BARROS, Macarena et al. Domestic dog and alien North American mink as reservoirs of infectious diseases in the endangered Southern river otter. Austral j. vet. sci. [online]. 2022, vol.54, n.2, pp.65-75. ISSN 0719-8000.  http://dx.doi.org/10.4067/S0719-81322022000200065.

Introduced alien carnivores are host to infectious diseases that may become an important threat for native carnivore species conservation. Canine distemper virus (CDV) is thought to be transmitted among individuals by direct contact and to present viral dynamics associated with a density-dependent multi-host carnivore community. In contrast, Canine Parvovirus (CPV) is mostly transmitted by indirect contact and does not depend only on the density, but also on the social behaviour of infected as well as susceptible hosts. The objective of this study was to assess how introduced American mink (Neovison vison) can act as a bridge-host between domestic dog (Canis familiaris) and Southern river otter (Lontra provocax) in different dog and mink population density scenarios. Our data show that otters are seropositive to both CDV and PV, as well as a molecular identity to Parvovirus in dogs and minks.

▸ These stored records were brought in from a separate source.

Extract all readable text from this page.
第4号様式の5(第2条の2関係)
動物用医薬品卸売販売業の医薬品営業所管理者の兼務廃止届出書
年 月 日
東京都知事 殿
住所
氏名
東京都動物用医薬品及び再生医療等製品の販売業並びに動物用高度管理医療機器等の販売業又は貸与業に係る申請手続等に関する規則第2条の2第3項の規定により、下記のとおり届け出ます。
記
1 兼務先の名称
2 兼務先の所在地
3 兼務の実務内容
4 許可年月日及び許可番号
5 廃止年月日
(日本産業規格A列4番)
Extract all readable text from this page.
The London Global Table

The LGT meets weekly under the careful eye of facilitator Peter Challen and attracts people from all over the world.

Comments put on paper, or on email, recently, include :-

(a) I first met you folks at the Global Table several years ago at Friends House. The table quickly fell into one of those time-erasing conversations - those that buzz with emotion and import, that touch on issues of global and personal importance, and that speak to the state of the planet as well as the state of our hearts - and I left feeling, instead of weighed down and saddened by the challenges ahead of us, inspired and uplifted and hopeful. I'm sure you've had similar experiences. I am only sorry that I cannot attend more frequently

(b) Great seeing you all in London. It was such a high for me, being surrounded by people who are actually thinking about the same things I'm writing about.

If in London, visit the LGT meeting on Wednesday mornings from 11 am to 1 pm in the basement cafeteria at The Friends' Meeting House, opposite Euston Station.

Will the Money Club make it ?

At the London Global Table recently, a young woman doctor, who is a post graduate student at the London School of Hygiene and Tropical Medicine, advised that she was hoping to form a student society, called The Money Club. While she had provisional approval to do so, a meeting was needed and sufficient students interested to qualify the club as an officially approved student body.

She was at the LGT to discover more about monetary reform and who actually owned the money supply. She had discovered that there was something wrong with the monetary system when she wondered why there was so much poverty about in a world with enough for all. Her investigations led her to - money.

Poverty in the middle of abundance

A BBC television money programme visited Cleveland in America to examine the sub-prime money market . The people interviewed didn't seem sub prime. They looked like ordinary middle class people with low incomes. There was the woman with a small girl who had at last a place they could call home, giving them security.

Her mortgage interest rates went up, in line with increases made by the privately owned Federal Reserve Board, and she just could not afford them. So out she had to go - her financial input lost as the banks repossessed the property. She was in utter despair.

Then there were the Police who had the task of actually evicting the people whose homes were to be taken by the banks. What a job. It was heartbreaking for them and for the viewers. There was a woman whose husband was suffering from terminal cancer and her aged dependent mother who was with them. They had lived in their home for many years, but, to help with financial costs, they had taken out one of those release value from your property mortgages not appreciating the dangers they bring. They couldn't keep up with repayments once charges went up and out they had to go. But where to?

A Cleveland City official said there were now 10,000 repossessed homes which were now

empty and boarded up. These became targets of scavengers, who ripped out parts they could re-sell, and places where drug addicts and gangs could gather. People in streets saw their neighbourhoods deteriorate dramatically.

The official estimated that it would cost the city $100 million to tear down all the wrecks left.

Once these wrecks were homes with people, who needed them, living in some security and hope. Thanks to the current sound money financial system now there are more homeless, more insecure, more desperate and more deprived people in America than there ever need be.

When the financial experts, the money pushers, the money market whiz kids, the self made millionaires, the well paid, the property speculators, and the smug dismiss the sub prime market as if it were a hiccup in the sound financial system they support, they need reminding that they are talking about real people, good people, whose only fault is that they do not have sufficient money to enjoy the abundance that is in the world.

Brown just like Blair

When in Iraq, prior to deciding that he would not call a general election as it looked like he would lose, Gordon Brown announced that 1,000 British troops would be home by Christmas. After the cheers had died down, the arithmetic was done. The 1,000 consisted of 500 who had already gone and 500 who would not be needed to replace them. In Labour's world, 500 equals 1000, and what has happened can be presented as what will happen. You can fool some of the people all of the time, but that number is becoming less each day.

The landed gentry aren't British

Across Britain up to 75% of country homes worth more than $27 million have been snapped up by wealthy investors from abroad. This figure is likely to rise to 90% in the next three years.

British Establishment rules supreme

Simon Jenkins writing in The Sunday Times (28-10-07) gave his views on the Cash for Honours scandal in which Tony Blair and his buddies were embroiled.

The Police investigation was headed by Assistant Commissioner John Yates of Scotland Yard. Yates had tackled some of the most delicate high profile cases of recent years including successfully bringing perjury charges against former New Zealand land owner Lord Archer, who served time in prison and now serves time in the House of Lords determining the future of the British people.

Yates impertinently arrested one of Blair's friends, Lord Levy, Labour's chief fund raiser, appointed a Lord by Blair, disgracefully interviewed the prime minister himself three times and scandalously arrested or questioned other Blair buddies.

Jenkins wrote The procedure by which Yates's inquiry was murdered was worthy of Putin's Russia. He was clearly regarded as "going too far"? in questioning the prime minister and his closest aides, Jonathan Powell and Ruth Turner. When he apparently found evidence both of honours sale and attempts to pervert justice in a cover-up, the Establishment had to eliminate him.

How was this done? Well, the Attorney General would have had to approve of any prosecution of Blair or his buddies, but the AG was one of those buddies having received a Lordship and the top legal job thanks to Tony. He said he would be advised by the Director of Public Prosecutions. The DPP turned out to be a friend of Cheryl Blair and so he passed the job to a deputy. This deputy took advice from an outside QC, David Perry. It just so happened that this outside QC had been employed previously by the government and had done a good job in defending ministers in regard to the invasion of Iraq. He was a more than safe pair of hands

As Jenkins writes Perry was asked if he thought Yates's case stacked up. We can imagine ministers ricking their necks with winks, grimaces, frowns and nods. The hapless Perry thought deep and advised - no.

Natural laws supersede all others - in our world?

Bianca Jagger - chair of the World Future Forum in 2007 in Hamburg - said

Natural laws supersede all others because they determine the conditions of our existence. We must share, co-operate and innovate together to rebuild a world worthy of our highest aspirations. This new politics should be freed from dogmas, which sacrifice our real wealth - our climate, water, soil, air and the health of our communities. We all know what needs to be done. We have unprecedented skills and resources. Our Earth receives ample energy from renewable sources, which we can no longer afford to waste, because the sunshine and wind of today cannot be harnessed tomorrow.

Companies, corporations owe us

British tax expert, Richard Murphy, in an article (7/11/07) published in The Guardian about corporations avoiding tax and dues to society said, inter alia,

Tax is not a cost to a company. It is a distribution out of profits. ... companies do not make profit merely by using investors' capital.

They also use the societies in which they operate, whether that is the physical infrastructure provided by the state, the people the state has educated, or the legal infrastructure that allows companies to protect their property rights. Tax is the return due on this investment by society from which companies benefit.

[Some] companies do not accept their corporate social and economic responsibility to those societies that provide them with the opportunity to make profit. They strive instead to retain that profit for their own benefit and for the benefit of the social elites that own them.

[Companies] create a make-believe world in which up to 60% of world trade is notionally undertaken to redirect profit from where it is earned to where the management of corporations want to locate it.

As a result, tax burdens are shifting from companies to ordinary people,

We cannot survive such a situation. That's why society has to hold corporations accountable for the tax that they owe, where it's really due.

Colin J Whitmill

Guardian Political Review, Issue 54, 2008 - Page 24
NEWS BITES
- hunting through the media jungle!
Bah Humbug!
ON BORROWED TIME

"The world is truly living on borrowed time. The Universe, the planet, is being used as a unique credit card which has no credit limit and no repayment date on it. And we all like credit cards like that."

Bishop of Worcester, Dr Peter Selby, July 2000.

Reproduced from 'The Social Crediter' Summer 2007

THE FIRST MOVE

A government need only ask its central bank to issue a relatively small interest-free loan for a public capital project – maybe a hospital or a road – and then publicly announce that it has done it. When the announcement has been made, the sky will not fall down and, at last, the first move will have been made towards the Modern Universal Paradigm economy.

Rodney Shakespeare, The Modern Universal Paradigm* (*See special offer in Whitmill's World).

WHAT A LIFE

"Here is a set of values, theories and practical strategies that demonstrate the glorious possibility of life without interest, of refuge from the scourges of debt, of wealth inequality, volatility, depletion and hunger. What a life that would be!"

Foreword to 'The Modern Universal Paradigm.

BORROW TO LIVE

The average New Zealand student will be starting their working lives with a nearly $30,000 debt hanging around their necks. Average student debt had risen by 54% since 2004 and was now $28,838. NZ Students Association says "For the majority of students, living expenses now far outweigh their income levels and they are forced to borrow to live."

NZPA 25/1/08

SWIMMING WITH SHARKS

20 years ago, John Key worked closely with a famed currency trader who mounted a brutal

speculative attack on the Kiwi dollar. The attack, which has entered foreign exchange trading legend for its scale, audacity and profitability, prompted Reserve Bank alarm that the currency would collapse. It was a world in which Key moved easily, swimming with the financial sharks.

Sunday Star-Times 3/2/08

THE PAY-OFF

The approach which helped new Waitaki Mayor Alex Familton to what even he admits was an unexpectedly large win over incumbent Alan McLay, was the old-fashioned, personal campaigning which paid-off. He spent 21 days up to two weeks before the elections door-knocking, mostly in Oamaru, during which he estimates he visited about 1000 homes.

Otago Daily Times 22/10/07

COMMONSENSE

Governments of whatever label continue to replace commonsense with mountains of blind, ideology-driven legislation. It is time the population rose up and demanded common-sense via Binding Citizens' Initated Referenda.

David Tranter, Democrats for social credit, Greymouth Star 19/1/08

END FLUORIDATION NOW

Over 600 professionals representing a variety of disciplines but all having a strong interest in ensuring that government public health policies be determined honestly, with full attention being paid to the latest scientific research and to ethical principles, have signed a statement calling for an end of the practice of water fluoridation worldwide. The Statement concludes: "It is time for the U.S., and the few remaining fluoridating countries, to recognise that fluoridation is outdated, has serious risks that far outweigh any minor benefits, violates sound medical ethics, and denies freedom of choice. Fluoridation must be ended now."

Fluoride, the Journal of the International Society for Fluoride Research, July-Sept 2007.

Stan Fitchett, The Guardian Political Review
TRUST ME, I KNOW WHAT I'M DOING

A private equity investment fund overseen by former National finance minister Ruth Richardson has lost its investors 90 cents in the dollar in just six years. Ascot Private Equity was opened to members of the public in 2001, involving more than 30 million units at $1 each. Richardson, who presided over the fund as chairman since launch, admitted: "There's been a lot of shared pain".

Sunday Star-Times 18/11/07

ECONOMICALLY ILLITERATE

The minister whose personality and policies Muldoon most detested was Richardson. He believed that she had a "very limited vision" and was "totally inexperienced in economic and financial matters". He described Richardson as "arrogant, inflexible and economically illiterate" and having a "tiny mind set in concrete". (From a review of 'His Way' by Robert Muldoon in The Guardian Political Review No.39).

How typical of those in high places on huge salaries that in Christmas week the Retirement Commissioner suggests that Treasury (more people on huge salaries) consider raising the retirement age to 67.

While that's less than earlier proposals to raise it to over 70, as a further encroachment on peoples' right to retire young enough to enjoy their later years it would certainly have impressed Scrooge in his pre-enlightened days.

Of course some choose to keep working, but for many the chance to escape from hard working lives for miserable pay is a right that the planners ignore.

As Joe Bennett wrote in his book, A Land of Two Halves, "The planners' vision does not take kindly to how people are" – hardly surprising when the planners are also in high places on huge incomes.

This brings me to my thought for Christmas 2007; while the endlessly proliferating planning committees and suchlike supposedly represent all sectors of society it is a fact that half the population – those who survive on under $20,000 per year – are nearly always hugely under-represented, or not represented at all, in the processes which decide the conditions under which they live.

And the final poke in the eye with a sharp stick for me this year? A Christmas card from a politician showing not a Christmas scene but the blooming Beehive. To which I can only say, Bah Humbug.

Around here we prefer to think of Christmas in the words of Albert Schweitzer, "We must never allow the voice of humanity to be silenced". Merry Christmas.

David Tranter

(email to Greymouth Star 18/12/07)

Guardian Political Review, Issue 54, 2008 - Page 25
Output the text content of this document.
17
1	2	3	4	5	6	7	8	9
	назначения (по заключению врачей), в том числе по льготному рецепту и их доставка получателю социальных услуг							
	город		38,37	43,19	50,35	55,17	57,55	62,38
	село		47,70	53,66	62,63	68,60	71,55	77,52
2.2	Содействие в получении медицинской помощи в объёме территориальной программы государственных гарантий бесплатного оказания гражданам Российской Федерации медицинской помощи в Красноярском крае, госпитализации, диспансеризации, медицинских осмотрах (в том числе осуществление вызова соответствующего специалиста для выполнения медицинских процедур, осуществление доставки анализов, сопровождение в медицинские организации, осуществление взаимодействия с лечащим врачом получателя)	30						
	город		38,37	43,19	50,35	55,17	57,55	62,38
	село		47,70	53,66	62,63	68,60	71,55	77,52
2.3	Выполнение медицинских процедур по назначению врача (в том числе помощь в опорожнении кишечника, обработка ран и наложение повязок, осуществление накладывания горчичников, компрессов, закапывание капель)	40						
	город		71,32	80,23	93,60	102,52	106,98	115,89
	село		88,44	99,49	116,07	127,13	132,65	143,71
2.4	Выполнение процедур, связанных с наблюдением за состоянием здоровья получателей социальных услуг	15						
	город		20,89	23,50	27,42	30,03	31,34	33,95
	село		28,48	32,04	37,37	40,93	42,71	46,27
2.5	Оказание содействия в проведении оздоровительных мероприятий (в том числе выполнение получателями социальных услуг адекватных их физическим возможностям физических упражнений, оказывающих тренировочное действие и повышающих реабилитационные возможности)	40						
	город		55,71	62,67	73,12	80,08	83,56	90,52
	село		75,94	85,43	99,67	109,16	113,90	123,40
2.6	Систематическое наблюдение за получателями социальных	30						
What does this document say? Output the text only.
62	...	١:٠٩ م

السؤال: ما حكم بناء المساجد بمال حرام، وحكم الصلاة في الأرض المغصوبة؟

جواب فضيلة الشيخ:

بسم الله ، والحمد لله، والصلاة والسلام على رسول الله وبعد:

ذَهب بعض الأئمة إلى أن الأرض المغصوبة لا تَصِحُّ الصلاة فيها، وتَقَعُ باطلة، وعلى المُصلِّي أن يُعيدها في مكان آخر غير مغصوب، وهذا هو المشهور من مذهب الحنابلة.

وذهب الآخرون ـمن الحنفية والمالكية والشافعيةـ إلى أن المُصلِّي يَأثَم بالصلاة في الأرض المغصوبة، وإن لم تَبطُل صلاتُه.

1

Furthermore, a strong positive correlation between dog population density and observed seroprevalence of CDV in dogs, minks, and otters was recorded. For Parvovirus, the observed seroprevalence in mink and otters was not correlated to a higher dog population density, but instead a relationship between dog and mink population densities and social behaviour. Our results suggest that introduced American mink and domestic dogs are reservoirs of CDV and PV, both being diseases of major importance for the conservation of native endangered carnivores in Patagonia.

Palabras clave : American mink; domestic dog; otters; Canine Parvovirus; Canine Distemper virus.